İnsan düşününce kavramlar değişmese bile farklılaşabiliyor. Müslümanlıktaki kadere iman da her Müslüman’ın ve Müslüman olmayanın kavrayış düşüncesiyle farklılaşabiliyor. Zaten İslamiyet’teki kader esnek bir tanım ve kavrayışa uyarlıdır. Çünkü Allah kaderin koluna insana bahşettiği en muhteşem nimet olan akıl yürütme (düşünme) melekesini takarak, “başına gelen ve başına sardığın her şeyi kaderin marifeti sayma” demek ister gibi, Kuran vahiylerini “oku” ayetiyle başlatmıştır; ayrıca, göklerde ve yerlerde insan için hayırlı bilgiler saklı olduğunu, öğrenmenin ve düşünmenin ibadet olduğunu belirtmiştir. Bu yol gidişatınca düşünüldüğü zaman kader kavramı da insan yaşamını önceden belirleyen bir ilahi yazılım (yazgı) olmaktan çıkmaktadır. İslami bilgiyle düşünsek bile kaderin insan yaşamını bağlayan bir pranga olmadığını fark edebiliriz. Düşünen Müslüman’ın kaderi hayatın henüz çözümleyemediği bilgilerinden ibarettir. Müslümanca kavranabilen kader aslında herkes için geçerliği olabilecek bir bilgiden sayılabilir. Şöyle ki; Müslüman’ın kadere imanı, “Allah her şeyi bilir ve görür; hayrın ve şerrin yapıcı sahibidir; ne gelir ve giderse Allah’tandır” der. Ancak, hayatın tümünü bağlayan doğum ve ölüm ilmikli “büyük kaderin” türev ürünleri hayırda ve şerde sonsuz çeşit ve biçimlerle tezahür eder ki, Müslüman bunların bilgisine vakıf oldukça içlerinden Allah’ı memnun edecek olanı akıl yoluyla belirlemek ve bir bakıma kaderini seçmekle yükümlü tutulmuştur. Cehennem ve cennet ödüllü olan ahret kaderi de bu seçimlerindeki hayır ve şerre bağlanmıştır. Tanrı’ya iman etmiş dindarlar ve Tanrı inancı olmayan veya Tanrı inancı bir biçimde olup da dinsiz olanlar şimdi burada durup kendilerine sormalıdırlar; “Seçilebilir olmuş bir kaderi suçlamak ne kadar adildir?” “Allah’a iman etmiş veya etmemiş bir akıl, bilinmeyişinden dolayı seçilebilir olmayan bir kader olgusunu sorgulama yetisiyle çözümleyebilir olmasına rağmen onu hayrın ve şerrin önlenemez nedenseli saydığında kendini ve dolayısıyla Allah’a imanını inkâr etmiş olmaz mı?”
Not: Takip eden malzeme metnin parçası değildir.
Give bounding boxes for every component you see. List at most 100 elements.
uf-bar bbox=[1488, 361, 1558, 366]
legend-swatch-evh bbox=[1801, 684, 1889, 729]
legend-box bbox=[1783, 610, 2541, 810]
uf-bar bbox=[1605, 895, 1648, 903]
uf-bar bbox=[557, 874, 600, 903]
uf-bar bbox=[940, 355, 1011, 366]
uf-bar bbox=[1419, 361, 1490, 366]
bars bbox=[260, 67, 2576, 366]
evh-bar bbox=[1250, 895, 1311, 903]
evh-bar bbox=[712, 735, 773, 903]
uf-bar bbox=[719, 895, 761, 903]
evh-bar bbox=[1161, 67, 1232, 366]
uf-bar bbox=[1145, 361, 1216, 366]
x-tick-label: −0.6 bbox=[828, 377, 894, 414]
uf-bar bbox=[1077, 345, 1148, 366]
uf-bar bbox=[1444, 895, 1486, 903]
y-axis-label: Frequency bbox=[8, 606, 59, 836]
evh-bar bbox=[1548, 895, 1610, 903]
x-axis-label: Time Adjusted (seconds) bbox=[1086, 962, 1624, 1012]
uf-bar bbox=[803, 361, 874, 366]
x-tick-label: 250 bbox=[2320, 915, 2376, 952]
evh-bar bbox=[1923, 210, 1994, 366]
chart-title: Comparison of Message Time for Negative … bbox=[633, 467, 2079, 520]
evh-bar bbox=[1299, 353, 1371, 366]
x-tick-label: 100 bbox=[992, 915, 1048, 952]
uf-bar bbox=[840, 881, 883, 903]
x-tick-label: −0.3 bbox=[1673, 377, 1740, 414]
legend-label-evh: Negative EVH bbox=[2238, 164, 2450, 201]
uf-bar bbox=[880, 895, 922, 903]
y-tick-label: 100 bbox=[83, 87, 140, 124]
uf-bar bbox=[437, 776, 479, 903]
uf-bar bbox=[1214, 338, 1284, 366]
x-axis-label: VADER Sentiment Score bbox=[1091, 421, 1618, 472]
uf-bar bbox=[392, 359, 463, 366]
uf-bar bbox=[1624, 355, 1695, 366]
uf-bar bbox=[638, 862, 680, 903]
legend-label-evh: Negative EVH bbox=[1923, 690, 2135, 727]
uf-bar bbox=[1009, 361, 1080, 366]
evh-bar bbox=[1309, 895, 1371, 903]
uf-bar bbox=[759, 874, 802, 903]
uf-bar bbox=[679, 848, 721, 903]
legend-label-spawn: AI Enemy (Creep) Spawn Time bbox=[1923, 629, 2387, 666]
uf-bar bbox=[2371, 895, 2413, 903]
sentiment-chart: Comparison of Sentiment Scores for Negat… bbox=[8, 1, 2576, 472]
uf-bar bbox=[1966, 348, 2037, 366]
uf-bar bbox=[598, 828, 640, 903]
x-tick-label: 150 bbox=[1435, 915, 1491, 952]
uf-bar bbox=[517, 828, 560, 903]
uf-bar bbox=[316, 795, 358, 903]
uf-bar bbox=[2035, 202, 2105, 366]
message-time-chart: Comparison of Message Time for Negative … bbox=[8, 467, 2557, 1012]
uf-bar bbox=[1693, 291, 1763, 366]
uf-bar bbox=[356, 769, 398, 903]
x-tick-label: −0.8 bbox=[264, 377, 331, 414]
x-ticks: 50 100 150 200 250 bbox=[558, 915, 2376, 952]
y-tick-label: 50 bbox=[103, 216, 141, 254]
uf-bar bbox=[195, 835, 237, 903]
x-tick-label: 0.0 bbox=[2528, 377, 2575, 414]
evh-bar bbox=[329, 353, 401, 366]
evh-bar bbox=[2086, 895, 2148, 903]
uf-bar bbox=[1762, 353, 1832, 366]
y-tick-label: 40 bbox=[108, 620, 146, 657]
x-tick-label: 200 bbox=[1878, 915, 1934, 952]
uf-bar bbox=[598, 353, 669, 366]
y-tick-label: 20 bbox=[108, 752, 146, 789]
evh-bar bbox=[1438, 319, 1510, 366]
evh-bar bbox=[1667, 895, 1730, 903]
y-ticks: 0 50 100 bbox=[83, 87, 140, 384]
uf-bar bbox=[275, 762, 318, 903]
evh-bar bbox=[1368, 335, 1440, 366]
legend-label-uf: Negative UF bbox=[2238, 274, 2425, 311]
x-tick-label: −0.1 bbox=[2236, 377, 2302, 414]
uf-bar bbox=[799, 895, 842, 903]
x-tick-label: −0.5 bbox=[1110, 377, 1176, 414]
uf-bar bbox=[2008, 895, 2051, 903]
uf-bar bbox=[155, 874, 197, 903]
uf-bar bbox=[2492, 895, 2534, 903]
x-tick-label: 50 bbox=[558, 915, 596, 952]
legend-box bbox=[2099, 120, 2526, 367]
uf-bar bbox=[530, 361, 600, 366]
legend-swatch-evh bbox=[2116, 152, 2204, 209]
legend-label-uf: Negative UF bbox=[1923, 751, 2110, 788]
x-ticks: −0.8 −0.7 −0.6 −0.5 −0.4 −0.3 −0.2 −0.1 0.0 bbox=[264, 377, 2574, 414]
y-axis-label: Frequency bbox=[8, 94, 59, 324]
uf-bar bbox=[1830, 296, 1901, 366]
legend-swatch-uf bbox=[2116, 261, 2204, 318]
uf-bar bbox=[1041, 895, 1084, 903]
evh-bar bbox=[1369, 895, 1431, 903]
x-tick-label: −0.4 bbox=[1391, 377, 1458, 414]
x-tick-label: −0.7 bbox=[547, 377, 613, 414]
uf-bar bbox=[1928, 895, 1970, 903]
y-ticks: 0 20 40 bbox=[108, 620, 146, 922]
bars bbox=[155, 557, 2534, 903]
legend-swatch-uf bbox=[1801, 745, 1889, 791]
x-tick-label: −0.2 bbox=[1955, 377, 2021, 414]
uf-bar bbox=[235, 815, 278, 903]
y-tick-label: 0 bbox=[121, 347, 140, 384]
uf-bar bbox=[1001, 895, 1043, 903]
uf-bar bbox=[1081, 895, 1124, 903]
Ben insan olmuşsam yaşantım mutlak kaderim olamaz; kader mutlak yaşantım olmuşsa ben insan olamam. Soru ve sorun kaderin ne varlığı ne yokluğuyla ilişkilidir. İnsanı var eden akıl yürütme yetisiyle ilişkili tutarak kısaca sormalıyız: “Ben varken kaderin suçu ne?”